The parts of a machine-learning system that fail in production are almost never the model. The model is the part that got the attention, the sweeps, the loss-curve screenshots, the demo that convinced someone. What breaks at serve time is the plumbing around it: the code that reshapes an input before the network sees it, the code that decides what a missing value means, the code that writes the answer somewhere the next process can read it. This note is a checklist of those quiet details for VeerNet, the encoder-decoder EarthScan uses to lift curves off scanned well logs for a Texas onshore operator, and it is deliberately not a description of the model. It is a description of everything standing between a model that scores well on a held-out split and a service you can point a pipeline at.
What makes these defects quiet is the whole problem. They do not raise an error on the happy path. They pass every test written against clean, correctly shaped, sentinel-free input, which is exactly the input a demo runs on.
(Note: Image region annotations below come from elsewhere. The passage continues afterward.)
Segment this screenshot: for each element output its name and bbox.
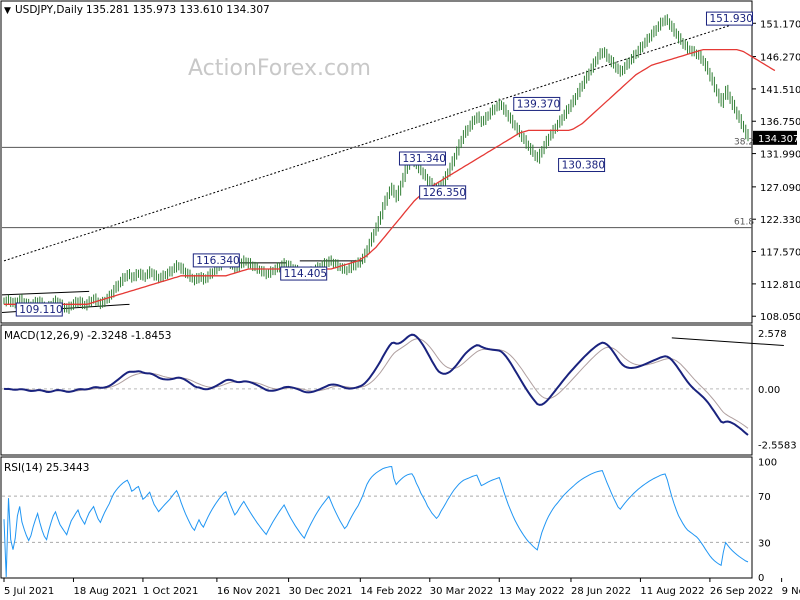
macd-signal-line: [4, 338, 749, 429]
price-annotation-label: 131.340: [402, 153, 445, 165]
macd-y-tick-label: -2.5583: [758, 440, 797, 451]
price-annotation-label: 109.110: [19, 304, 62, 316]
x-tick-label: 1 Oct 2021: [143, 586, 198, 597]
price-annotation-box: [558, 158, 606, 173]
menu-arrow-icon[interactable]: ▼: [4, 6, 11, 16]
macd-panel-frame: [0, 324, 753, 456]
price-y-tick-label: 151.170: [760, 19, 800, 30]
fib-level-label: 38.2: [734, 137, 754, 147]
price-annotation-box: [15, 302, 63, 317]
symbol-label: USDJPY,Daily: [15, 4, 83, 16]
x-tick-label: 16 Nov 2021: [217, 586, 281, 597]
price-y-tick-label: 131.990: [760, 150, 800, 161]
x-tick-label: 9 Nov 2022: [782, 586, 800, 597]
price-annotation-box: [280, 266, 328, 281]
price-y-tick-label: 146.270: [760, 53, 800, 64]
price-y-tick-label: 117.570: [760, 248, 800, 259]
rsi-title: RSI(14) 25.3443: [4, 462, 89, 474]
price-annotation-box: [513, 96, 561, 111]
x-tick-label: 11 Aug 2022: [640, 586, 704, 597]
price-annotation-label: 114.405: [284, 268, 327, 280]
price-y-tick-label: 122.330: [760, 215, 800, 226]
macd-y-tick-label: 0.00: [758, 385, 780, 396]
rsi-y-tick-label: 0: [758, 573, 764, 584]
trend-line: [3, 17, 753, 262]
price-annotation-box: [398, 151, 446, 166]
price-panel-frame: [0, 0, 753, 324]
price-panel: 151.170 146.270 141.510 136.750 131.990 127.0…: [1, 11, 800, 323]
x-tick-label: 18 Aug 2021: [73, 586, 137, 597]
price-y-tick-label: 141.510: [760, 85, 800, 96]
price-annotation-label: 139.370: [517, 98, 560, 110]
rsi-y-tick-label: 100: [758, 457, 777, 468]
x-tick-label: 30 Mar 2022: [430, 586, 493, 597]
macd-line: [3, 333, 749, 436]
fib-level-label: 61.8: [734, 218, 754, 228]
x-tick-label: 26 Sep 2022: [710, 586, 773, 597]
moving-average-line: [4, 48, 776, 305]
x-tick-label: 30 Dec 2021: [289, 586, 353, 597]
x-tick-label: 5 Jul 2021: [4, 586, 54, 597]
price-y-tick-label: 136.750: [760, 117, 800, 128]
rsi-panel-frame: [0, 456, 753, 579]
rsi-panel: 100 70 30 0: [2, 457, 777, 584]
x-tick-label: 13 May 2022: [499, 586, 564, 597]
price-annotation-label: 130.380: [562, 160, 605, 172]
rsi-y-tick-label: 70: [758, 492, 771, 503]
price-annotation-label: 116.340: [196, 255, 239, 267]
channel-top-line: [1, 290, 90, 296]
price-y-tick-label: 112.810: [760, 280, 800, 291]
ohlc-values: 135.281 135.973 133.610 134.307: [86, 4, 270, 16]
price-y-tick-label: 108.050: [760, 312, 800, 323]
rsi-y-tick-label: 30: [758, 538, 771, 549]
price-annotation-box: [705, 11, 753, 26]
last-price-box: [753, 130, 797, 145]
x-axis: 5 Jul 2021 18 Aug 2021 1 Oct 2021 16 Nov 20…: [3, 578, 800, 597]
macd-panel: 2.578 0.00 -2.5583: [2, 329, 797, 451]
macd-title: MACD(12,26,9) -2.3248 -1.8453: [4, 330, 171, 342]
watermark: ActionForex.com: [188, 56, 371, 81]
price-annotation-box: [419, 185, 467, 200]
macd-y-tick-label: 2.578: [758, 329, 787, 340]
x-tick-label: 28 Jun 2022: [571, 586, 631, 597]
last-price-label: 134.307: [758, 134, 799, 145]
price-annotation-box: [192, 253, 240, 268]
price-annotation-label: 151.930: [709, 13, 752, 25]
price-y-tick-label: 127.090: [760, 183, 800, 194]
rsi-line: [3, 465, 749, 578]
macd-divergence-line: [671, 337, 784, 347]
price-annotation-label: 126.350: [423, 187, 466, 199]
x-tick-label: 14 Feb 2022: [360, 586, 422, 597]
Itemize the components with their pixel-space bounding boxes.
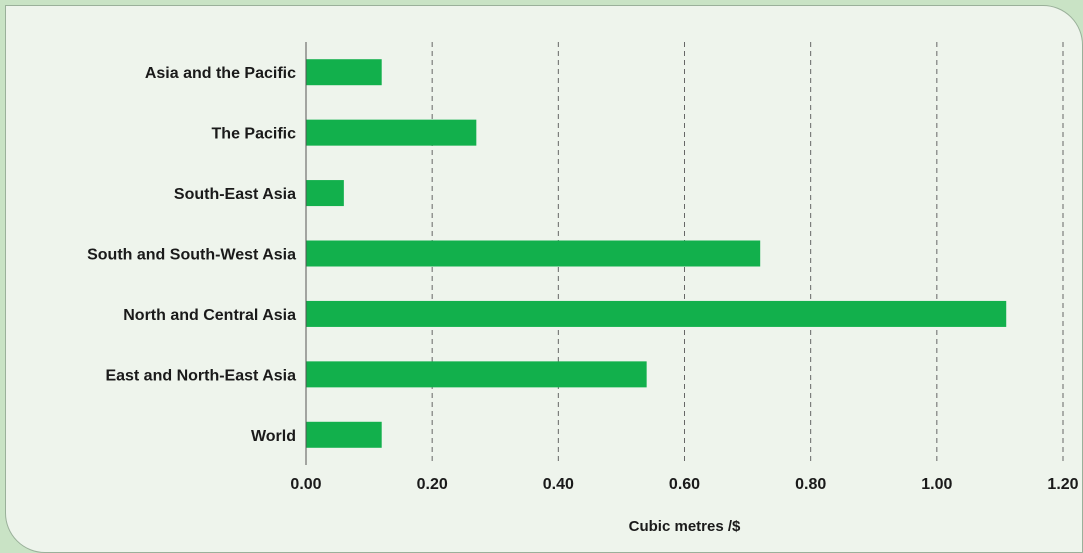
x-axis-title: Cubic metres /$	[629, 518, 741, 535]
x-tick-label: 0.00	[290, 476, 321, 493]
bars	[306, 59, 1007, 448]
bar	[306, 300, 1007, 327]
bar	[306, 119, 477, 146]
x-tick-labels: 0.00 0.20 0.40 0.60 0.80 1.00 1.20	[290, 476, 1078, 493]
category-label: South and South-West Asia	[87, 247, 296, 264]
category-label: East and North-East Asia	[105, 367, 296, 384]
x-tick-label: 1.20	[1047, 476, 1078, 493]
category-label: South-East Asia	[174, 186, 296, 203]
x-tick-label: 0.60	[669, 476, 700, 493]
bar	[306, 59, 382, 86]
category-labels: Asia and the Pacific The Pacific South-Eas…	[87, 65, 296, 445]
chart-panel	[5, 5, 1083, 553]
category-label: World	[251, 428, 296, 445]
bar	[306, 421, 382, 448]
category-label: The Pacific	[212, 126, 297, 143]
x-tick-label: 0.80	[795, 476, 826, 493]
category-label: North and Central Asia	[123, 307, 296, 324]
bar	[306, 180, 344, 207]
category-label: Asia and the Pacific	[145, 65, 296, 82]
bar	[306, 240, 761, 267]
x-tick-label: 1.00	[921, 476, 952, 493]
x-tick-label: 0.20	[417, 476, 448, 493]
x-tick-label: 0.40	[543, 476, 574, 493]
bar	[306, 361, 647, 388]
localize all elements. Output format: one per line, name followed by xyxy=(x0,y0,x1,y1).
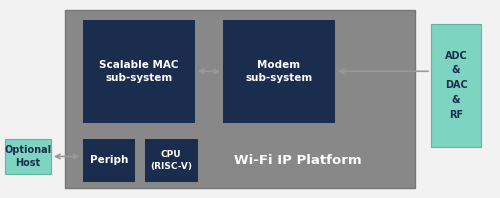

Then a real scan arrives at an odd size, or with a -999 where a reading should be, or the write lands in a layout the reader downstream does not expect, and the output is wrong without anything having crashed. Sculley and colleagues gave the general version of this: the model is a small box in the middle of a large system, and the risk lives in the glue around it, the pipelines and data dependencies that no one owns [3]. The entries below are that glue, made specific.
The one you can compute exactly
Start with alignment, because it is the defect you can predict to the pixel rather than discover in a log file. VeerNet is an encoder-decoder in the U-Net family, and its encoder runs five stride-2 stages [1]. Each stride-2 stage halves the spatial dimensions of the tensor, so after five of them the feature map is the input divided by two, five times over, which is thirty-two. That is only clean arithmetic if the input height and width are themselves divisible by thirty-two. If they are not, the halving does not land on integers, the decoder's five upsampling stages cannot line their skip connections back up with the encoder's, and the network either refuses the input or, worse, silently mis-strides and hands back a curve shifted off its true depth.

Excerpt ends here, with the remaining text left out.